After the dough is about 2x it's original size, take it from the bowl and put it on a floured surface. Kneed the dough for a few minutes, folding in a few more tablespoons of flour to turn the sticky dough into a firm, elastic dough. Mold the dough into a elongated ball shape and place into an oiled, suitably-sized pan. I used a small glass casserole dish because my bread plan has bit the dust, and it worked just fine, but if you have a bread pan, I'd use that. Or, you could probably shape the dough into balls and make rolls using a cookie sheet. Either way, make several slices in the top of the dough to allow some steam to escape. If making rolls, make an X on the top of each roll.
Pre-heat your oven to 325' F and pop in your bread. Bake for 30-40 minutes, or until a toothpick inserted into the center comes out clean. Remove the bread and let it cool for as long as you can stand before the smell overpowers you!

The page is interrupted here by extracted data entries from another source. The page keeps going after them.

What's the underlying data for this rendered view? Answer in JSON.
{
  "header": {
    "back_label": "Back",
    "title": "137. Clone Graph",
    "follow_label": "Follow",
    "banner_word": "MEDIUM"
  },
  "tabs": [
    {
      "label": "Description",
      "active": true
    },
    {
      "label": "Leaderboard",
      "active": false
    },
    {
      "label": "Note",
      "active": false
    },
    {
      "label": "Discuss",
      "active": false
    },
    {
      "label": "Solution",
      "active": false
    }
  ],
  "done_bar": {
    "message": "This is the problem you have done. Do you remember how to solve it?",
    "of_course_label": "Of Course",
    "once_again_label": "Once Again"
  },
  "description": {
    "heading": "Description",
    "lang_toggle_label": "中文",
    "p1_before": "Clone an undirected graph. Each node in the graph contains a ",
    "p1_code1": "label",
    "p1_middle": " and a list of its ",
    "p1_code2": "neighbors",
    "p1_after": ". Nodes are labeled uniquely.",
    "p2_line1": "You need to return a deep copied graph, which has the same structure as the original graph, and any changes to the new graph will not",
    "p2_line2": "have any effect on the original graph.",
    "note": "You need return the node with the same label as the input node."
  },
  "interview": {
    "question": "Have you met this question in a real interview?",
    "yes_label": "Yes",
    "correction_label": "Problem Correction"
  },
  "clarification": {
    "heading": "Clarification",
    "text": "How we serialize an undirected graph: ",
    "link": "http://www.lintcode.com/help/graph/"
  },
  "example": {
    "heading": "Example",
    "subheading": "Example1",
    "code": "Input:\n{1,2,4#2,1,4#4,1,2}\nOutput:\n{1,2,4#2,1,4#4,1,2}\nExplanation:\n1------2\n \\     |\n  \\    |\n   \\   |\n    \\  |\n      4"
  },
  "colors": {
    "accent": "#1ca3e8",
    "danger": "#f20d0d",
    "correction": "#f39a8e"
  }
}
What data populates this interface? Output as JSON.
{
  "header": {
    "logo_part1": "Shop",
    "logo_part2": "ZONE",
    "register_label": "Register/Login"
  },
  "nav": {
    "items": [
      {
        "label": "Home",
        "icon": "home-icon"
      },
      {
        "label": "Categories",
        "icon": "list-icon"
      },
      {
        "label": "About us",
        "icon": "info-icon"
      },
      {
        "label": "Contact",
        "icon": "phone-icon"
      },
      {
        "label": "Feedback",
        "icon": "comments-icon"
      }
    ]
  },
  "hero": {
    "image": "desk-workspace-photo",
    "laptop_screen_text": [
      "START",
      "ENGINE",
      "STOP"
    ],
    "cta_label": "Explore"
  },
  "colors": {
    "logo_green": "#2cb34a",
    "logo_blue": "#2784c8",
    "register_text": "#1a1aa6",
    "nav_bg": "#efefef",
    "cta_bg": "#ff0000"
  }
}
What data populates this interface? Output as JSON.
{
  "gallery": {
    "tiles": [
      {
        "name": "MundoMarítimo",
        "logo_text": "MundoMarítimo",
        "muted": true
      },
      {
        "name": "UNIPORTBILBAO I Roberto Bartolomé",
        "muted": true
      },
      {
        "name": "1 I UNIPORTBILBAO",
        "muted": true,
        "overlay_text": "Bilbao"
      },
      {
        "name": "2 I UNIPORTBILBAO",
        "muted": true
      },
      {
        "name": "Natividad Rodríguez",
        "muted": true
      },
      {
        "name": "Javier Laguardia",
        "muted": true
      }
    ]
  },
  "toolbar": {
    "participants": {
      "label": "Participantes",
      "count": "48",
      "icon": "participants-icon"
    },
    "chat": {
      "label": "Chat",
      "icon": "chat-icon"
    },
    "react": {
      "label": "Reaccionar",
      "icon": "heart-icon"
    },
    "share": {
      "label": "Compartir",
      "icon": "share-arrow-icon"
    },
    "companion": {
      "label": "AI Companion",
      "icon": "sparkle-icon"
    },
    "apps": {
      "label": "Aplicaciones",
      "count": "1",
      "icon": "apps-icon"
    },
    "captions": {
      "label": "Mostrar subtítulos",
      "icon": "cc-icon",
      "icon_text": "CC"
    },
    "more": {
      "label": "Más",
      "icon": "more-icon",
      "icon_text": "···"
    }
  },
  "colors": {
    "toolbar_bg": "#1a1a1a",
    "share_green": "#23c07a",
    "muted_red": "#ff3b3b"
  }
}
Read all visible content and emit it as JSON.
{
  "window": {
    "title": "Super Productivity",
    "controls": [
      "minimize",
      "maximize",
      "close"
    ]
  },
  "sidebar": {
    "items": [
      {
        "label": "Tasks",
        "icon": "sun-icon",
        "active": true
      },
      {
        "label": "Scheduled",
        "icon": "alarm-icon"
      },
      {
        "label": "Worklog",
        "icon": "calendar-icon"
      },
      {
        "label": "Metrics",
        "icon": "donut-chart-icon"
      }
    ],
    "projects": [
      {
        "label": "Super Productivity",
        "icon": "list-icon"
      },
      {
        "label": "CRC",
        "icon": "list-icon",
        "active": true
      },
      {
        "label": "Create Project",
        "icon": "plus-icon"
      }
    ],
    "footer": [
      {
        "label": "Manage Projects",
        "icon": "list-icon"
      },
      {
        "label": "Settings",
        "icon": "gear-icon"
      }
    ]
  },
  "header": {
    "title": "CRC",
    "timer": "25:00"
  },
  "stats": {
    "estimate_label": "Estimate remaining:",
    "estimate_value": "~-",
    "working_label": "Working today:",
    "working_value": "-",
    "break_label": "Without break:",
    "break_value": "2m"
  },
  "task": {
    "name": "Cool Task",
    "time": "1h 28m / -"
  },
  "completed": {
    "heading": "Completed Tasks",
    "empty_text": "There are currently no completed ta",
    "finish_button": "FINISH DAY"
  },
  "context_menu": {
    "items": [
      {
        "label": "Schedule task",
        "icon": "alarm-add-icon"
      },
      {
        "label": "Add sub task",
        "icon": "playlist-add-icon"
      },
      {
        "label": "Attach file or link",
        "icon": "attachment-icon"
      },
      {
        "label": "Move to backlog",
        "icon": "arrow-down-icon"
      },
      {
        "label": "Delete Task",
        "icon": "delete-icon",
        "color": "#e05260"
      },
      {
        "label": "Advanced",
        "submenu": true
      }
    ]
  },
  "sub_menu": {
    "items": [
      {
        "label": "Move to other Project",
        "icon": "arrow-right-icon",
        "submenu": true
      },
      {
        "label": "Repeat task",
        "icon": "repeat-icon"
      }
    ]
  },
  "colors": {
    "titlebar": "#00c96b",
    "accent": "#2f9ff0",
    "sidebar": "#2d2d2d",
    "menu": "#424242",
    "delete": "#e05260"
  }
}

Enjoy!
SO HOW'D IT GO?
Yum, I loved it, and my kids too (1, 2 and 5 yo). Baked for approximately 45 min in 175C until inside temperature was 90C and then it was baked through. Don't have molasses, used honey instead.
This is a great, heavy, moist, German-style bread. Love the molasses, and so, so glad to have one more thing to do with the mountain of okara pushing open my fridge door. Thanks!
I made this bread tonight, and it was super fluffy and very, very filling. I used all whole wheat flour instead of a mixture, the only problem I had was that it took a long time to cook all the way through. I think that was partly because of my oven, thoughm everything seems to take longer in mine,
I added a picture too!
Hi! Did you alter the recipe in order to use the breadmaker? In what sequence did you put in the ingredients?
Cheers!
Doremon
I made this bread yesterday in our bread machine and it turned out fantastic. It is tasty, fluffy, and super filling. I used one batch of okara from my soyapower machine. I would attach a photo, but only the heel is left!